Lors de la naissance de l'enfant, elle découvrira alors, à l'infirmerie, la Kinderzimmer, la chambre des enfants.
Avec ce roman, Valentine Goby révèle une parfaite connaissance de l'époque et nous dévoile l'existence de cette Kinderzimmer qui a vraiment existé et dans laquelle la grande résistante Marie-Jo Chombart de Lauwe, a oeuvré tant qu'elle a pu pour sauver les vies de ces bébés de la mort et à qui cet ouvrage est dédié.
Valentine Goby a rédigé là, un livre remarquable écrit au présent qui nous plonge véritablement dans cet enfer concentrationnaire et ceci sans pathos malgré l'horreur décrite avec précision. Rien ne nous est épargné de la faim, du froid, de la promiscuité, du supplice de l'Appell qui peut durer des heures et où les déportées doivent se tenir immobiles dans le froid glacial, telles des stèles, de la peur de la maladie et de devoir aller au Revier, l'infirmerie véritable antichambre de la mort.
Pour ce qui est de la Kinderzimmer, ce n'est qu'en septembre 1944 que les nazis décidèrent de la créer. Jusque-là, les déportées enceintes étaient obligées d'avorter, même tardivement.
Néanmoins l'espérance de vie des nourrissons était très limitée, elle tournait autour de trois mois et très rapidement les bébés déclinaient et mouraient.
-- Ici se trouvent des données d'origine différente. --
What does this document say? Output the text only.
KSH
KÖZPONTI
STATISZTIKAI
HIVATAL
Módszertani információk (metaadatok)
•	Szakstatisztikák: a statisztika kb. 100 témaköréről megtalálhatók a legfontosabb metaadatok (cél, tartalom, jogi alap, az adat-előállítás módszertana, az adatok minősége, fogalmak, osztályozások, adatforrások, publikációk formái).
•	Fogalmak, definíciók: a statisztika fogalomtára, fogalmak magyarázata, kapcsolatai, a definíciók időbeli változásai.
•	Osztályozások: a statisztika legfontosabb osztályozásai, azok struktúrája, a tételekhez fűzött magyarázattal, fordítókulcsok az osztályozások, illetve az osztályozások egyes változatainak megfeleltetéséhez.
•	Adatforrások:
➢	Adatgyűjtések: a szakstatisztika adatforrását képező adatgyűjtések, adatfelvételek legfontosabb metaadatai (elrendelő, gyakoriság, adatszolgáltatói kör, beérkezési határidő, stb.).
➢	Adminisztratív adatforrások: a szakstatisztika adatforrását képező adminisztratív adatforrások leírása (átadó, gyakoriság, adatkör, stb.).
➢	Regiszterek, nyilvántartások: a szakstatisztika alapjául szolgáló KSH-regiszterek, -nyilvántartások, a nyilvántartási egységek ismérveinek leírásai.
L'auteure s'attache à montrer le courage, la solidarité et l'ingéniosité dont vont faire preuve les compagnes de Mila pour garder cet enfant en vie, enfant qui, pour elles toutes est un ultime espoir dans cet enfer.
Seulement trois enfants français nés à Ravensbrück ont survécu.
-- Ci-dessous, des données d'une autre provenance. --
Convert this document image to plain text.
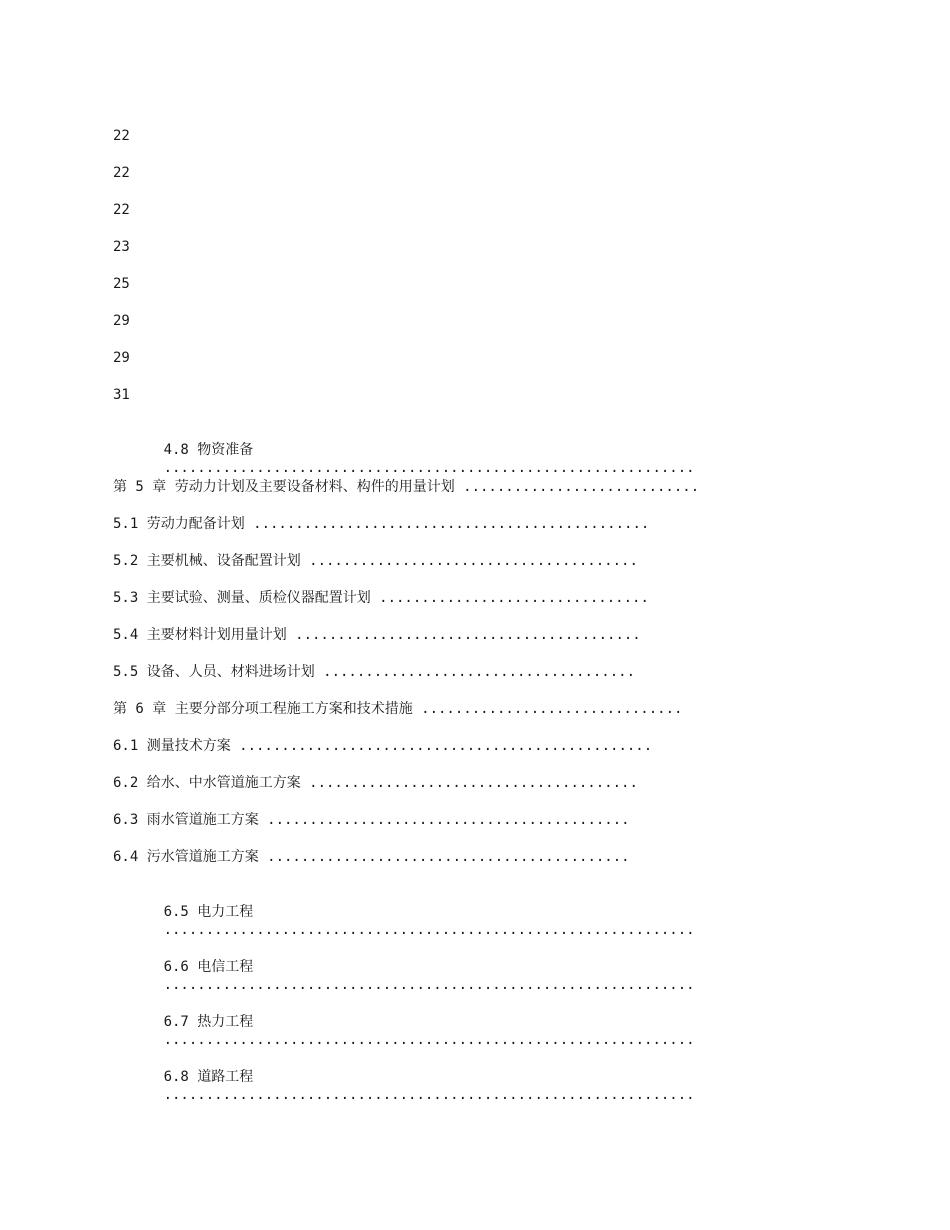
22
22
22
23
25
29
29
31

4.8 物资准备
...............................................................

第 5 章 劳动力计划及主要设备材料、构件的用量计划 ............................
5.1 劳动力配备计划 ...............................................
5.2 主要机械、设备配置计划 .......................................
5.3 主要试验、测量、质检仪器配置计划 ................................
5.4 主要材料计划用量计划 .........................................
5.5 设备、人员、材料进场计划 .....................................
第 6 章 主要分部分项工程施工方案和技术措施 ...............................
6.1 测量技术方案 .................................................
6.2 给水、中水管道施工方案 .......................................
6.3 雨水管道施工方案 ...........................................
6.4 污水管道施工方案 ...........................................

6.5 电力工程
...............................................................

6.6 电信工程
...............................................................

6.7 热力工程
...............................................................

6.8 道路工程
...............................................................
Avec cette fiction romanesque, Valentine Goby porte à notre connaissance un aspect peu connu de la vie des camps, à savoir la naissance de bébés dans les camps de concentration. À la fin du bouquin, elle n'omet pas de parler de la joie lors du retour de retrouver certains proches mais surtout de la communication presque impossible à établir. « Ils disent qu'ils ont eu peur pour elle. … En fait, ils ont peur d'elle . Ce qu'elle a vu, entendu, ils ne veulent pas le voir, pas l'entendre ». « Elle sait qu'elle va porter Ravensbrück comme elle a porté son enfant : seule et en secret ».
C'est un livre qui se lit avec douleur, c'est une lecture éprouvante et qui secoue mais une lecture ô combien nécessaire pour ne pas oublier et éviter que l'homme ne retombe dans ce complet avilissement !
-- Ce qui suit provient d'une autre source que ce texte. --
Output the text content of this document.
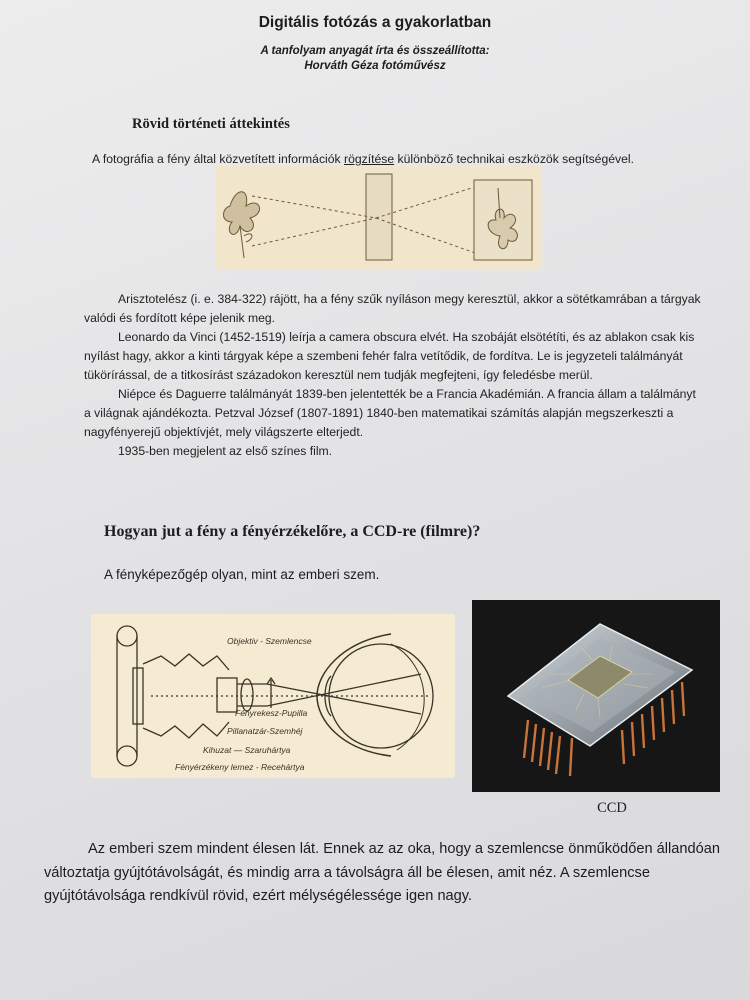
Digitális fotózás a gyakorlatban
A tanfolyam anyagát írta és összeállította:
Horváth Géza fotóművész
Rövid történeti áttekintés
A fotográfia a fény által közvetített információk rögzítése különböző technikai eszközök segítségével.

Arisztotelész (i. e. 384-322) rájött, ha a fény szűk nyíláson megy keresztül, akkor a sötétkamrában a tárgyak valódi és fordított képe jelenik meg.

Leonardo da Vinci (1452-1519) leírja a camera obscura elvét. Ha szobáját elsötétíti, és az ablakon csak kis nyílást hagy, akkor a kinti tárgyak képe a szembeni fehér falra vetítődik, de fordítva. Le is jegyzeteli találmányát tükörírással, de a titkosírást századokon keresztül nem tudják megfejteni, így feledésbe merül.

Niépce és Daguerre találmányát 1839-ben jelentették be a Francia Akadémián. A francia állam a találmányt a világnak ajándékozta. Petzval József (1807-1891) 1840-ben matematikai számítás alapján megszerkeszti a nagyfényerejű objektívjét, mely világszerte elterjedt.

1935-ben megjelent az első színes film.

Hogyan jut a fény a fényérzékelőre, a CCD-re (filmre)?
A fényképezőgép olyan, mint az emberi szem.
Objektiv - Szemlencse
Fényrekesz-Pupilla
Pillanatzár-Szemhéj
Kihuzat — Szaruhártya
Fényérzékeny lemez - Recehártya
CCD
Az emberi szem mindent élesen lát. Ennek az az oka, hogy a szemlencse önműködően állandóan változtatja gyújtótávolságát, és mindig arra a távolságra áll be élesen, amit néz. A szemlencse gyújtótávolsága rendkívül rövid, ezért mélységélessége igen nagy.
Je suis restée sidérée, tétanisée devant cette cruauté monstrueuse perpétrée par des hommes et des femmes, envers leurs semblables. Peut-on, d'ailleurs, encore dénommer ainsi ces bourreaux, véritables barbares? Mais je suis également restée ébahie et quasi incrédule devant le courage, l ‘énergie, l'audace souvent dont ont du faire preuve ces femmes pour supporter ces conditions inqualifiables.
L'écriture est brillante, juste, sobre et terriblement percutante et impressionnante.
Kinderzimmer prouve déjà tout le talent littéraire de Valentine Goby que j'avais déjà eu le plaisir de découvrir avec Un paquebot dans les arbres et Murène.